Sad and Scary: Producer Opens Up On Richard Pryor Biopic

Stand up comedians have not come much better than Richard Pryor and, since his passing in 2005, Hollywood have wanted to tell his story on the big screen. This project has been in the works for sometime and producer Bruce Cohen has talked with the press about the motivation behind the film and where it currently sits.

Being part of Bleed for This, Cohen has been doing the rounds with the press and explained that regardless of the on-again, off-again drama that is stalling the making of the movie, he knows that they have to get it right rather than get it done quick.

Diligence The Key To Success For Cohen

With Lee Daniels walking away from the project, Cohen was pressed on whether or not the biopic would become a reality.

"I hope so," he responded. "It’s one of the most brilliant scripts. Bill Condon did the initial draft and then Lee Daniels has done the rewrite and unfortunately, it’s hard to make the economics work in this landscape. It’s not a cheap movie: it’s period, it’s wide scope and it’s getting a cast together that gives you enough foreign value to let you make the movie. (That’s) the challenge."

Yet Cohen argues that they are going to get it as close to perfection as possible, or scrap it altogether. There will be no middle ground.

"The Weinstein Company and Lee and myself and Mike Epps, who’s been attached for a while to play Richard Pryor, all of us…as badly as we wanna make the movie, we feel even a little higher obligation to the subject matter, to do it right," argued Cohen. "So, we’re not gonna do it until we can do it the right way and I hope it comes together soon because it really is a project that needs to be made."

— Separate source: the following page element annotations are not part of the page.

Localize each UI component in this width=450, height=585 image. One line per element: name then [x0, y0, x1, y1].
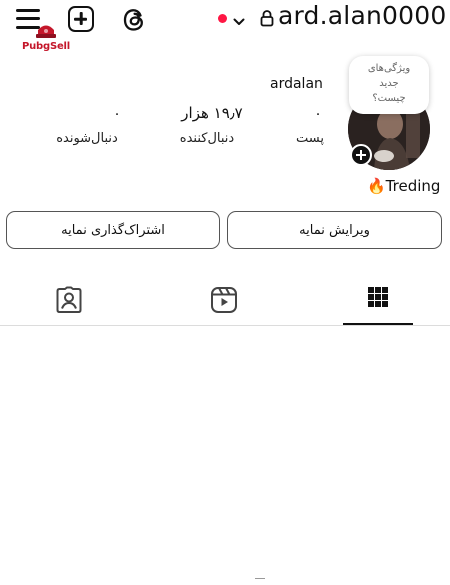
posts-count[interactable]: ۰	[283, 106, 353, 122]
logo-text: PubgSell	[21, 41, 70, 52]
threads-icon[interactable]	[120, 6, 148, 34]
create-post-icon[interactable]	[68, 6, 94, 32]
add-story-button[interactable]	[350, 144, 372, 166]
posts-label[interactable]: پست	[265, 131, 355, 146]
reels-icon	[211, 287, 237, 313]
tagged-icon	[56, 286, 82, 313]
tab-posts-grid[interactable]	[362, 284, 394, 316]
share-profile-button[interactable]: اشتراک‌گذاری نمایه	[6, 211, 220, 249]
note-line: جدید	[379, 78, 399, 89]
pubgsell-logo: PubgSell	[20, 22, 72, 52]
lock-icon	[260, 9, 274, 27]
edit-profile-button[interactable]: ویرایش نمایه	[227, 211, 442, 249]
tab-tagged[interactable]	[53, 284, 85, 316]
tab-divider	[0, 325, 450, 326]
tab-reels[interactable]	[208, 284, 240, 316]
profile-bio: 🔥Treding	[367, 177, 441, 195]
following-count[interactable]: ۰	[82, 106, 152, 122]
note-line: چیست؟	[372, 93, 406, 104]
grid-icon	[368, 287, 388, 307]
profile-note-bubble[interactable]: ویژگی‌های جدید چیست؟	[349, 56, 429, 114]
live-indicator-dot	[218, 14, 227, 23]
display-name: ardalan	[270, 76, 323, 92]
following-label[interactable]: دنبال‌شونده	[42, 131, 132, 146]
followers-label[interactable]: دنبال‌کننده	[162, 131, 252, 146]
chevron-down-icon[interactable]	[233, 12, 245, 25]
note-line: ویژگی‌های	[367, 63, 411, 74]
bottom-edge-hint	[255, 578, 265, 581]
followers-count[interactable]: ۱۹٫۷ هزار	[172, 104, 252, 122]
account-username[interactable]: ard.alan0000	[278, 1, 446, 30]
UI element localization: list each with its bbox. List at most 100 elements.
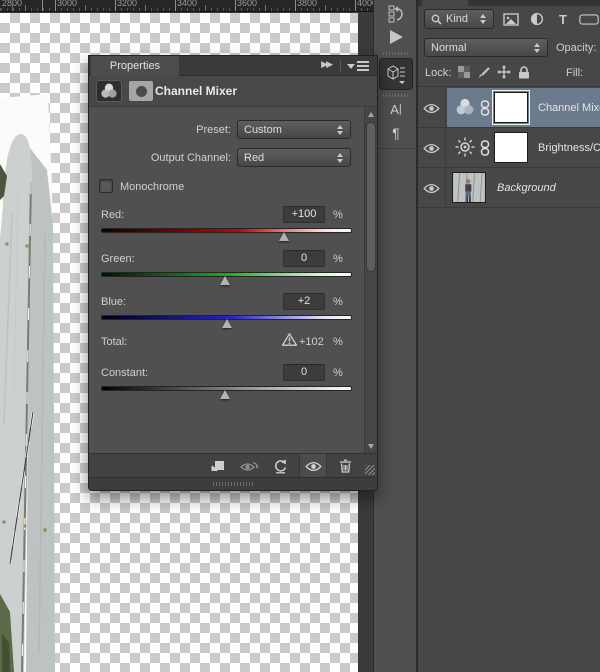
green-slider-thumb[interactable] (220, 276, 230, 285)
red-label: Red: (101, 209, 124, 221)
spinner-arrows-icon (337, 125, 344, 135)
red-slider-thumb[interactable] (279, 232, 289, 241)
dock-drag-handle[interactable] (383, 94, 409, 97)
preset-value: Custom (244, 124, 282, 136)
spinner-arrows-icon (337, 153, 344, 163)
output-channel-select[interactable]: Red (237, 148, 351, 167)
panel-resize-grip[interactable] (365, 465, 375, 475)
view-previous-state-eye-icon[interactable] (235, 454, 263, 478)
filter-adjustment-layers-icon[interactable] (527, 9, 547, 29)
green-value-field[interactable]: 0 (283, 250, 325, 267)
mask-link-icon[interactable] (480, 100, 490, 119)
constant-unit: % (333, 367, 343, 379)
horizontal-ruler[interactable]: 2800 3000 3200 3400 3600 3800 4000 (0, 0, 373, 12)
blend-mode-select[interactable]: Normal (424, 38, 548, 57)
spinner-arrows-icon (534, 43, 541, 53)
monochrome-checkbox[interactable] (99, 179, 113, 193)
toggle-visibility-eye-icon[interactable] (299, 454, 327, 478)
character-panel-icon[interactable]: A| (374, 98, 418, 120)
type-glyph: T (559, 12, 567, 27)
ruler-label: 4000 (357, 0, 373, 8)
paragraph-glyph: ¶ (392, 125, 400, 141)
constant-slider[interactable] (101, 386, 352, 400)
ruler-label: 3600 (237, 0, 257, 8)
lock-all-padlock-icon[interactable] (516, 64, 532, 80)
channel-mixer-badge-icon (96, 80, 122, 102)
green-slider[interactable] (101, 272, 352, 286)
history-panel-icon[interactable] (374, 3, 418, 25)
channel-mixer-adjustment-icon (454, 96, 476, 121)
ruler-label: 3400 (177, 0, 197, 8)
filter-type-layers-icon[interactable]: T (553, 9, 573, 29)
layer-row-channel-mixer[interactable]: Channel Mixer (418, 88, 600, 128)
collapse-to-icons-icon[interactable]: ▶▶ (321, 59, 331, 70)
layers-tab[interactable] (422, 0, 468, 6)
ruler-label: 3000 (57, 0, 77, 8)
properties-scrollbar[interactable] (364, 107, 377, 454)
warning-icon (282, 333, 297, 346)
constant-value-field[interactable]: 0 (283, 364, 325, 381)
ruler-label: 2800 (2, 0, 22, 8)
lock-transparency-icon[interactable] (456, 64, 472, 80)
output-channel-value: Red (244, 152, 264, 164)
lock-image-brush-icon[interactable] (476, 64, 492, 80)
constant-slider-thumb[interactable] (220, 390, 230, 399)
layer-mask-thumbnail[interactable] (494, 92, 528, 123)
filter-shape-layers-icon[interactable] (579, 9, 599, 29)
red-value-field[interactable]: +100 (283, 206, 325, 223)
actions-panel-icon[interactable] (374, 26, 418, 48)
panel-title: Channel Mixer (155, 76, 237, 106)
brightness-contrast-adjustment-icon (454, 136, 476, 161)
background-layer-thumbnail[interactable] (452, 172, 486, 203)
properties-content: Preset: Custom Output Channel: Red Monoc… (89, 106, 377, 453)
mask-link-icon[interactable] (480, 140, 490, 159)
blue-label: Blue: (101, 296, 126, 308)
output-channel-label: Output Channel: (97, 152, 231, 164)
green-label: Green: (101, 253, 135, 265)
panel-drag-handle[interactable] (213, 482, 253, 486)
total-value: +102 (299, 336, 324, 348)
reset-adjustment-icon[interactable] (266, 454, 294, 478)
scroll-up-icon[interactable] (368, 112, 374, 117)
blue-slider-thumb[interactable] (222, 319, 232, 328)
red-slider-track[interactable] (101, 228, 352, 233)
blue-value-field[interactable]: +2 (283, 293, 325, 310)
dock-drag-handle[interactable] (383, 52, 409, 55)
layer-filter-kind-select[interactable]: Kind (424, 9, 494, 29)
layer-name[interactable]: Background (497, 168, 556, 208)
fence-photo-layer-content[interactable] (0, 94, 58, 672)
blend-mode-value: Normal (431, 42, 466, 54)
properties-tab-bar: Properties ▶▶ (89, 56, 377, 76)
visibility-eye-icon[interactable] (418, 88, 446, 128)
monochrome-label: Monochrome (120, 181, 184, 193)
layers-tab-strip (418, 0, 600, 6)
scrollbar-thumb[interactable] (366, 122, 376, 272)
panel-menu-icon[interactable] (347, 61, 369, 72)
filter-pixel-layers-icon[interactable] (501, 9, 521, 29)
character-glyph: A (390, 102, 399, 117)
layer-mask-thumbnail[interactable] (494, 132, 528, 163)
visibility-eye-icon[interactable] (418, 168, 446, 208)
layer-row-background[interactable]: Background (418, 168, 600, 208)
clip-to-layer-icon[interactable] (203, 454, 231, 478)
spinner-arrows-icon (480, 14, 487, 24)
preset-select[interactable]: Custom (237, 120, 351, 139)
tab-bar-separator (340, 60, 341, 72)
layer-row-brightness-contrast[interactable]: Brightness/Co (418, 128, 600, 168)
dock-divider (374, 148, 418, 149)
delete-adjustment-trash-icon[interactable] (331, 454, 359, 478)
properties-panel-icon[interactable] (379, 58, 413, 90)
lock-position-move-icon[interactable] (496, 64, 512, 80)
search-icon (431, 14, 442, 25)
properties-tab[interactable]: Properties (91, 56, 179, 76)
mask-badge-icon[interactable] (129, 81, 153, 101)
paragraph-panel-icon[interactable]: ¶ (374, 122, 418, 144)
properties-footer (89, 453, 377, 477)
layer-name[interactable]: Brightness/Co (538, 128, 600, 168)
scroll-down-icon[interactable] (368, 444, 374, 449)
red-slider[interactable] (101, 228, 352, 242)
panel-bottom-bar (89, 477, 377, 490)
layer-name[interactable]: Channel Mixer (538, 88, 600, 128)
visibility-eye-icon[interactable] (418, 128, 446, 168)
blue-slider[interactable] (101, 315, 352, 329)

Epps At The Ready As Comedian Stays Connected To Stalled Project

While 46-year old Epps is best known for his role in the Friday franchise, Cohen states that the subject material will delve deep into the drama of the comics life off the stage. A prospect that will be a push for the performer and new territory we have not seen before.

"No, we’re tackling it full on," said Cohen. "The script is as dark, and raw, and sad, and scary in some ways but ultimately inspiring as well as a script can be. I wouldn’t say that’s really part of the problem because the financiers really they’re looking at the value of the film. They’re not concerned per se if something’s really dark, but we didn’t get any help from that."

"If it was a romantic comedy it would be easier to get our funding together. You know if you look at Lee Daniels’ work, if you look at my work and certainly if you look at Harvey’s work, you know these are filmmakers who do not pull punches and that’s certainly the case here."